The bill would keep tobacco types in traditional-growing areas and establish a Tobacco Advisory Board for each type of tobacco. The board would set annual limits on pounds, determine where those pounds could be produced and track production. The legislation would establish county, state and regional pools to reassign pounds to new growers or those who chose to grow more tobacco.
The bill incorporates a private price insurance system to insure a safety net for producers. If the domestic price falls below a pre-determined price, producers would get a payment for the difference. The system is financed through a fee to producers and manufacturers at the point of the sale. Some $427.5 million would be offered in incentives for private insurance companies to guarantee the domestic tobacco price.
The buyout legislation is funded through an assessment on tobacco manufacturers based on market share. Philip Morris, the nation's largest cigarette manufacturer, is the only tobacco company that supports the assessment and the trade-off of FDA regulation to get it done. R.J. Reynolds Tobacco Co. and other manufacturers believe the changes would lock in Philip Morris' dominance.
North Carolina is the largest tobacco-producing state, with more than 12,000 growers.
As part of the broader picture of getting a tobacco-buyout bill through Congress, farmers and the representatives dropped opposition to Food and Drug Administration regulation of cigarettes.
At press time, the Senate Health Committee was negotiating legislation that would bring tobacco companies under FDA regulation for the first time. The legislation would apply to the sale and marketing of cigarettes and would mandate an update of health warnings and a complete listing of ingredients. Philip Morris, which supports FDA regulation, says it would not apply to the farm.
The FDA regulation provision was dropped in the House compromise, but legislators were trying to link it to a buyout in separate legislation.
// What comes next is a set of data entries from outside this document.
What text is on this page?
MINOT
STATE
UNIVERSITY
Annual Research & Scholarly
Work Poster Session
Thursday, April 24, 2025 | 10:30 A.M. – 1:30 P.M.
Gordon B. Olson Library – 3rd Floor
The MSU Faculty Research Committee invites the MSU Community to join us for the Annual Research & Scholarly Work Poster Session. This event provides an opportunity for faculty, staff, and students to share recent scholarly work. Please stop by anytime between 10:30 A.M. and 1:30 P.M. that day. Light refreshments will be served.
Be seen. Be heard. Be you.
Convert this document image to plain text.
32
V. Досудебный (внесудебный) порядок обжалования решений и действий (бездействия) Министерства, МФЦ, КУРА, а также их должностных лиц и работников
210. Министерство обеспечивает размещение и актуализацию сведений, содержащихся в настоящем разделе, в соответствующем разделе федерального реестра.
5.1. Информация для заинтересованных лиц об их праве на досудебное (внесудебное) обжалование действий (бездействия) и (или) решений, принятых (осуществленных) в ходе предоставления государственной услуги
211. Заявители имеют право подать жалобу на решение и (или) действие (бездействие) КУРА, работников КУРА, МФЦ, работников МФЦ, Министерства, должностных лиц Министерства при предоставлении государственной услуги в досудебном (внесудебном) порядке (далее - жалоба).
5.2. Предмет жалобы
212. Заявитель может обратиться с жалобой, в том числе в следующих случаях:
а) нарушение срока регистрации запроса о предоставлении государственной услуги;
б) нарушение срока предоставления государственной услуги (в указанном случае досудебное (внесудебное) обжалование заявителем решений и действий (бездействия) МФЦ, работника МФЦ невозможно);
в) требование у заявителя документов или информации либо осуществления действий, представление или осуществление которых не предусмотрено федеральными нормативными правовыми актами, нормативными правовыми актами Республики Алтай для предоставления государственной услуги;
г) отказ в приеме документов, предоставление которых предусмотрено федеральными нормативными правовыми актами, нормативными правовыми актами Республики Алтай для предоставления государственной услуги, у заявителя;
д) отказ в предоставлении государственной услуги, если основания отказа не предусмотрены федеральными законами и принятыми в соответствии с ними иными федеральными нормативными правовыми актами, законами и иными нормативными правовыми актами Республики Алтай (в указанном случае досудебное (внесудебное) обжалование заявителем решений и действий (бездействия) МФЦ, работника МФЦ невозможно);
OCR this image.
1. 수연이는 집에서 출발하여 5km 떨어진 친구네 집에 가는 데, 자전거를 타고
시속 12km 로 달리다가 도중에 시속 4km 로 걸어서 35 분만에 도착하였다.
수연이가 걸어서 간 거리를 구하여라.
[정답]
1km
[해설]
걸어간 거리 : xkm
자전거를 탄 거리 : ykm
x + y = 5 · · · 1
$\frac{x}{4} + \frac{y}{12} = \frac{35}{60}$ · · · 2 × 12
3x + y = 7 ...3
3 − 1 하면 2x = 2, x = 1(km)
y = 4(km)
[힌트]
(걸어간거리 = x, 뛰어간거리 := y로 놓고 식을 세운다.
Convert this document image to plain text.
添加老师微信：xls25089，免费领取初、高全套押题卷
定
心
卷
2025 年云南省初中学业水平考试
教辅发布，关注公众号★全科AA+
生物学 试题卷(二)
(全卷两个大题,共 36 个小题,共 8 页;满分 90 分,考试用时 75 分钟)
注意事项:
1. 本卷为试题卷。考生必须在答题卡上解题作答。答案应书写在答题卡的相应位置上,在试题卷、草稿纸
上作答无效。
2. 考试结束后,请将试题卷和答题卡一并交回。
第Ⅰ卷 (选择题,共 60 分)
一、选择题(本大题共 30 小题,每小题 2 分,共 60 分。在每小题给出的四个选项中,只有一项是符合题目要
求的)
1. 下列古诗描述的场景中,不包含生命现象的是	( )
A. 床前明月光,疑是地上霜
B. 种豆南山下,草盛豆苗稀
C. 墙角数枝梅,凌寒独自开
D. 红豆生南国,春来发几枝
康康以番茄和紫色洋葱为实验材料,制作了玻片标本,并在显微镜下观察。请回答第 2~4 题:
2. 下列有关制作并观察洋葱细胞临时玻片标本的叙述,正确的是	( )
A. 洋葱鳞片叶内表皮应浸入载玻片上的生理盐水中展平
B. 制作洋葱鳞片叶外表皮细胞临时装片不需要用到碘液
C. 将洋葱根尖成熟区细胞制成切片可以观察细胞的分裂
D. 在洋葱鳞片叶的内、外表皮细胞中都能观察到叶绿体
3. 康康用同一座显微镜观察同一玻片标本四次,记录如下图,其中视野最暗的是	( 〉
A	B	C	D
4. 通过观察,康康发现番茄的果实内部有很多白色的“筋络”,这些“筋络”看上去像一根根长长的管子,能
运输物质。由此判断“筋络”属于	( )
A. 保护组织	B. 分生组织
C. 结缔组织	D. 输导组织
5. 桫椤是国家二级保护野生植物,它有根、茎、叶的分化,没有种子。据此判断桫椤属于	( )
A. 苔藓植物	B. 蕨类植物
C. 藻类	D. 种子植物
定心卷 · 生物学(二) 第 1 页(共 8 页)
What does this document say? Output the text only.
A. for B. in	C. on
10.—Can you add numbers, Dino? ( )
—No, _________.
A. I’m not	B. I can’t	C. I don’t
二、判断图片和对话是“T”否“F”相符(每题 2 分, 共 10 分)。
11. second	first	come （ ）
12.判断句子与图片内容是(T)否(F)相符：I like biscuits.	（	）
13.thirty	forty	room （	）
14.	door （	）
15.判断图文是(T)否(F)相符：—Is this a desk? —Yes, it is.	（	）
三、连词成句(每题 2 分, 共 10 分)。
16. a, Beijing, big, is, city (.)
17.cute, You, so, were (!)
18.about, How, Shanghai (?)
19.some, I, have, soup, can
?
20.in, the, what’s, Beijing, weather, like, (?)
In reaching the compromise, House tobacco-state representatives changed a plan to pay farmers an additional $2 per pound to stop growing tobacco. Etheridge had backed a $19 billion buyout bill introduced by Ernie Fletcher R-Ky., that some industry observers had labeled as too expensive. According to published reports, the Republican leadership told the legislators that without the changes, the bill would be dead in the water.
The day before they introduced the bill, the tobacco-state legislators gave the buyout a 50-50 chance of passing a tobacco-buyout bill. FDA regulation is key to the fate of a tobacco buyout, they said.